Three Figures in Landscape
From Johanna Drucker on Bee and Laufer:
Thematically and formally, Laufer’s work shows the struggles of a mid-century woman artist formed in the legacy of modernism and then participating in first-wave American feminism. By contrast, Susan Bee’s work builds on that legacy. Born and raised in New York City, Bee is a first-generation American. She is an urban and urbane artist whose migrations map onto the grid of Manhattan and all its nuanced semiotics of upper West Side, East Side, and Tribeca studio spaces. However, she is also the daughter of Jewish immigrant artists, who escaped the Holocaust that engulfed many of their relatives in Europe. Her father, Sigmund Laufer, is also a graphic artist, printmaker, and book designer. Growing up in NY, Bee had many more sources of inspiration on which to model her work and approach than just that of her mother. Her peer group shared a sense of self-definition that women a generation earlier had to struggle to find on their own. The shift from individual struggle to collective effort was significant. In the 1970s, Bee was a young artist and the battles of an older generation had already broken the once total barriers to professional recognition for women. Bee came of age as the women’s movement swelled a tide of progressive energy. The work of feminist groups around the country brought an active discussion of women’s aesthetics to the fore. Bee’s own work challenges some of the received legacy of that first-wave sensibility, particularly by its enthusiasm (however critical) for the cliches and images of women in popular culture.
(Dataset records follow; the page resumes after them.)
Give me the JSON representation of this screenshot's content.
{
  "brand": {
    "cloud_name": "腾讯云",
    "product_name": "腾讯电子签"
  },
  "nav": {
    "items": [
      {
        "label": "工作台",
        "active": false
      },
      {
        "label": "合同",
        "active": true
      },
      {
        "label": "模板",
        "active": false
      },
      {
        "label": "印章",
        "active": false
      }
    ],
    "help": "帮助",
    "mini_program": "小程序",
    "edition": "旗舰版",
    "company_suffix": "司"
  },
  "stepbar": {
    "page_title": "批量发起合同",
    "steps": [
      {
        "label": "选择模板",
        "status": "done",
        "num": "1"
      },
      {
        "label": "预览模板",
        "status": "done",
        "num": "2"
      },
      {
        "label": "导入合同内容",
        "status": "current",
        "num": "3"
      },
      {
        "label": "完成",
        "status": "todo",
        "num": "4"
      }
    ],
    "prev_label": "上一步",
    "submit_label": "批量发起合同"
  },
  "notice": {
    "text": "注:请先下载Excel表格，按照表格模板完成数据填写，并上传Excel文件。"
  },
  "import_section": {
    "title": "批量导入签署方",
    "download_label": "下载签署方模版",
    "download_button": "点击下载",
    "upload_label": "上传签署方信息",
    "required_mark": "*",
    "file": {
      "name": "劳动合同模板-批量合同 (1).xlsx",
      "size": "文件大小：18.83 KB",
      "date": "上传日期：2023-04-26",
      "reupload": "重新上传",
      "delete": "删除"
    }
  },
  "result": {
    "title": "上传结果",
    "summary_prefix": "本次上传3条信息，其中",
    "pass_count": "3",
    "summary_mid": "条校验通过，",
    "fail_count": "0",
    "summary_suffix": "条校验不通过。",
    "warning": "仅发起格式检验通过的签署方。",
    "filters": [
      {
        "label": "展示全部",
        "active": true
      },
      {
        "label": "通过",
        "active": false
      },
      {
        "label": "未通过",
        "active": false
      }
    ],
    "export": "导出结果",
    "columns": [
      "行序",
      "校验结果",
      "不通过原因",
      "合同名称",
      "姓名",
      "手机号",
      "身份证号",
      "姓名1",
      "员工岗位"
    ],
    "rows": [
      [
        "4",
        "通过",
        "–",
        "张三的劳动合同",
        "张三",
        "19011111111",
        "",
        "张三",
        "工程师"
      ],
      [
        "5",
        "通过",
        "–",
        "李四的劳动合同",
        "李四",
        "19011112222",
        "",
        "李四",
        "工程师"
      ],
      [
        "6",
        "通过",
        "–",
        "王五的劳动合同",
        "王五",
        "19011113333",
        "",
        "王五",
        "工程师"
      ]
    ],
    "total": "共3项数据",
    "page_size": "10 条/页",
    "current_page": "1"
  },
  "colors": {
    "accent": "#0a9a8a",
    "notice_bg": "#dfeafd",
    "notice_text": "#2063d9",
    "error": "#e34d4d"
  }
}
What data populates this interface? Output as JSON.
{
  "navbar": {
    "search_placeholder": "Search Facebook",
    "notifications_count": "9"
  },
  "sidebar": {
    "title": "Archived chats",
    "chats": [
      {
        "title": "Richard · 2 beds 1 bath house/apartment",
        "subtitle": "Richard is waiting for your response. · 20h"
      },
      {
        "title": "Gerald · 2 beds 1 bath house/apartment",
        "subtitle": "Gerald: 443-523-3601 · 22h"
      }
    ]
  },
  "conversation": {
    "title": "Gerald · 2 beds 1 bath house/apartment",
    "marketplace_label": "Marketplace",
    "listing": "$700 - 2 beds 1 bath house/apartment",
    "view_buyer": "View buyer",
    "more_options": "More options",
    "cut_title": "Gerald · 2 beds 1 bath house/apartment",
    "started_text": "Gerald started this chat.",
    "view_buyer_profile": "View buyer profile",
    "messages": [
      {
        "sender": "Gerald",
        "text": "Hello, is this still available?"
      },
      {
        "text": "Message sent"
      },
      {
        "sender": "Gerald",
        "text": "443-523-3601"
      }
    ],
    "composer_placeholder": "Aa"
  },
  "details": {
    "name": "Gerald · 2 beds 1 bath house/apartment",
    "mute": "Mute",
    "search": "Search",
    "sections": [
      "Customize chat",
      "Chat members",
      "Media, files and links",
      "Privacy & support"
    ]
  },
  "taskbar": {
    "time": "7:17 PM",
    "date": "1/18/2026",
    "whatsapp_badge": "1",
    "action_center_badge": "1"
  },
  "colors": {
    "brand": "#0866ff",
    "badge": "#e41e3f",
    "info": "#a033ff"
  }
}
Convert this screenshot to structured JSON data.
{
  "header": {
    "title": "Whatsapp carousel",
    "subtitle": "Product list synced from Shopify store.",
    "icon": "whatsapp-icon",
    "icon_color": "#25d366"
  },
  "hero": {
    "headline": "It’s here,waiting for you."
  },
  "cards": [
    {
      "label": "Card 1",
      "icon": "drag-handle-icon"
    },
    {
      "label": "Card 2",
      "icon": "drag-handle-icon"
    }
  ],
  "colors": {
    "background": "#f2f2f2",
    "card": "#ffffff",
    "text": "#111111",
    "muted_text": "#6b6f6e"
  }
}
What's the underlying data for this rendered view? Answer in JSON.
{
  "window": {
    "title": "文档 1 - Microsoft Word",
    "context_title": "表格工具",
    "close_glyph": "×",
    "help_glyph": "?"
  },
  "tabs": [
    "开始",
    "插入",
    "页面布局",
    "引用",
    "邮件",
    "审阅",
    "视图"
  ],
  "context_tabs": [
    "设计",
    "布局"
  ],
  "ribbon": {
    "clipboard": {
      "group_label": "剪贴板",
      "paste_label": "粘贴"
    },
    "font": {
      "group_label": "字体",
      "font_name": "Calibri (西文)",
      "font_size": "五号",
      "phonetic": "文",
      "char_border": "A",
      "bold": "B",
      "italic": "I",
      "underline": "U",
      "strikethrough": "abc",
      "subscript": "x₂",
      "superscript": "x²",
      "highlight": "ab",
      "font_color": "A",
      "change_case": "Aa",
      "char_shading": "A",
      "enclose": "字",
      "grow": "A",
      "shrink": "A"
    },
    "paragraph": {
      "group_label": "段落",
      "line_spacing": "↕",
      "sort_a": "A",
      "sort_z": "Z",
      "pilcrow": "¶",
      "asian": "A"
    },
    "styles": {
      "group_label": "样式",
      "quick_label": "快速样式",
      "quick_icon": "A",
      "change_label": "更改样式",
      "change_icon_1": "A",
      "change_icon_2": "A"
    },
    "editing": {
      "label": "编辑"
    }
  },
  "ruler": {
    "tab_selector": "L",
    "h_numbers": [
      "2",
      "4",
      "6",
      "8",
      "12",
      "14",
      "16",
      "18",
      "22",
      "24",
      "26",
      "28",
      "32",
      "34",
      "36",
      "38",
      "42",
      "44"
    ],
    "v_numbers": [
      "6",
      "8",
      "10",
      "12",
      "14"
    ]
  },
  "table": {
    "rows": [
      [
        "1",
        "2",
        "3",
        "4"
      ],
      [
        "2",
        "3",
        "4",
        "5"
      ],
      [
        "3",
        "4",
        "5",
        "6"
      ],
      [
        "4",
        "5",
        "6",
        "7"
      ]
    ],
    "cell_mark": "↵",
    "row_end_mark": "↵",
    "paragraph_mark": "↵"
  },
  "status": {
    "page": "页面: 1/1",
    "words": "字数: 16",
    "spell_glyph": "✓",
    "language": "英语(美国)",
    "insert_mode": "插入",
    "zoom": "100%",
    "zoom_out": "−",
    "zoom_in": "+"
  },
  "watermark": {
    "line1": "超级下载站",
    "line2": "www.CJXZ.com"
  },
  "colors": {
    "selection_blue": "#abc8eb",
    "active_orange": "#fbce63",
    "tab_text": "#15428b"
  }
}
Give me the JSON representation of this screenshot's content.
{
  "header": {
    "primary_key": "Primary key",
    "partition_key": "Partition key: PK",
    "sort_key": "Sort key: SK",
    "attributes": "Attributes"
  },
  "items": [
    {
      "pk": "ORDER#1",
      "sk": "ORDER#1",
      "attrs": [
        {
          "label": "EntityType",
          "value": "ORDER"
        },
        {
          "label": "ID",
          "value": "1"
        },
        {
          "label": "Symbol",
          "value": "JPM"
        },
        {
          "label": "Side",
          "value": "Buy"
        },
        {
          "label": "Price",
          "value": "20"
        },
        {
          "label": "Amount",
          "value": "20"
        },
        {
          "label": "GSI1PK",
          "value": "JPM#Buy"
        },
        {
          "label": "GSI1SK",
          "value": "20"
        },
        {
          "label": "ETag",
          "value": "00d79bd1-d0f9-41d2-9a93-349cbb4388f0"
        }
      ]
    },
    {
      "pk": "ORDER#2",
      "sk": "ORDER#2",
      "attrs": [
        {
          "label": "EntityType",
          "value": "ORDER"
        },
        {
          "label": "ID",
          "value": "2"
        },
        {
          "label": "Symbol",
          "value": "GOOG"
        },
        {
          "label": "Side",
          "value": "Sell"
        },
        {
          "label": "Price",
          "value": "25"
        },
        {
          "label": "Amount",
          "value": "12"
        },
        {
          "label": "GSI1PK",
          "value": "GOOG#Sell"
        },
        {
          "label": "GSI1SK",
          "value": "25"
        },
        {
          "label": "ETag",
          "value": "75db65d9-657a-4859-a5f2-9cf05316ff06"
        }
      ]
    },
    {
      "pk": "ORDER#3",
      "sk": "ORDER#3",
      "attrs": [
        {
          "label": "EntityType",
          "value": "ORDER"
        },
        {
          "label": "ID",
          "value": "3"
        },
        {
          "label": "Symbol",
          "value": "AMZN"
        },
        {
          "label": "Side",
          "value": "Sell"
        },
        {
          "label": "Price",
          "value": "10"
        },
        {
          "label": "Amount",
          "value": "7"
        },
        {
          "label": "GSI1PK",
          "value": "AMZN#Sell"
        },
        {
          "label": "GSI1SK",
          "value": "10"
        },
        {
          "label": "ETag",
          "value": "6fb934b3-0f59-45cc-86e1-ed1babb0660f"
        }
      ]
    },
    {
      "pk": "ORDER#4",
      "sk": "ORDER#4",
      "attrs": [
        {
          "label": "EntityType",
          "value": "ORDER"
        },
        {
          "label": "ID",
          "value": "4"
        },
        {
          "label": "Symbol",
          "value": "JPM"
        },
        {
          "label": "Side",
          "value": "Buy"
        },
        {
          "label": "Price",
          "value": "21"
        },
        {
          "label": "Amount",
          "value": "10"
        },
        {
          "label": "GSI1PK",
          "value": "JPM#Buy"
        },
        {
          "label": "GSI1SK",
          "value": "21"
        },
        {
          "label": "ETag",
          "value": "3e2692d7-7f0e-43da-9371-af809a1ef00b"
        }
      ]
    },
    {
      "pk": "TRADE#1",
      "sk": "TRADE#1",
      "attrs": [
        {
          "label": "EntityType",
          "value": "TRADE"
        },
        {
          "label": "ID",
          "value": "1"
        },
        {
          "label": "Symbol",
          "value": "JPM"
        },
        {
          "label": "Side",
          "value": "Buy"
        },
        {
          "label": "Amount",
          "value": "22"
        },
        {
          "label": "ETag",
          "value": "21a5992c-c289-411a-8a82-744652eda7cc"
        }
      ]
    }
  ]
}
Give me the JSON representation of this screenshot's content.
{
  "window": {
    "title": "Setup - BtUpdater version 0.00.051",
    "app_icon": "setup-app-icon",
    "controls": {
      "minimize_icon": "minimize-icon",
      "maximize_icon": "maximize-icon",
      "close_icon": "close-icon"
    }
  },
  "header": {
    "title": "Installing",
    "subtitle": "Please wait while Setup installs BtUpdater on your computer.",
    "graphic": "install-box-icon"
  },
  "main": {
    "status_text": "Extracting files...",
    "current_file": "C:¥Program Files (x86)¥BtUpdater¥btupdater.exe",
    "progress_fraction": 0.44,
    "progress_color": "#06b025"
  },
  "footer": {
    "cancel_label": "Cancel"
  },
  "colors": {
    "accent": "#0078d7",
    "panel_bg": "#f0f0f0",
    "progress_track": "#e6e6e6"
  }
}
But she also partakes of the permissions and entitlements gained by the women of her mother’s generation. In her painting and her publishing, Bee was able to begin from a foundation others struggled to achieve. In the generic, generational sense, Bee benefited from her (collective) mothers’ work and efforts.
Read the whole thing here
From Is Resistance Futile? by Susan Bee:
Some people question the need for exclusively women’s institutions like A.I.R. Certainly, there is the danger of ghettoizing female artists or of the damaging perception that women-only galleries are second-rate. In addition, A.I.R., in particular, faces a generational crisis: its membership is aging, and it is difficult to attracting qualified and interesting younger women. Younger women artists want to make it in the mainstream, if possible, not languish on the fringes, or in the past, where many think the feminist movement resides. Some of the pressure is off too: circumstances have improved for younger women artists, partly due to the intervention of galleries like A.I.R. Many more opportunities exist for younger women artists to move straight into the mainstream. All these issues swirl around the gallery, creating difficulties. But then, the decision to follow a feminist path in art has never been easy. Being political and announcing your difference is not the most unproblematic way to proceed in the artworld. That’s what makes maintaining an openly feminist space, with self-declared feminist artists in charge, a continuing challenge.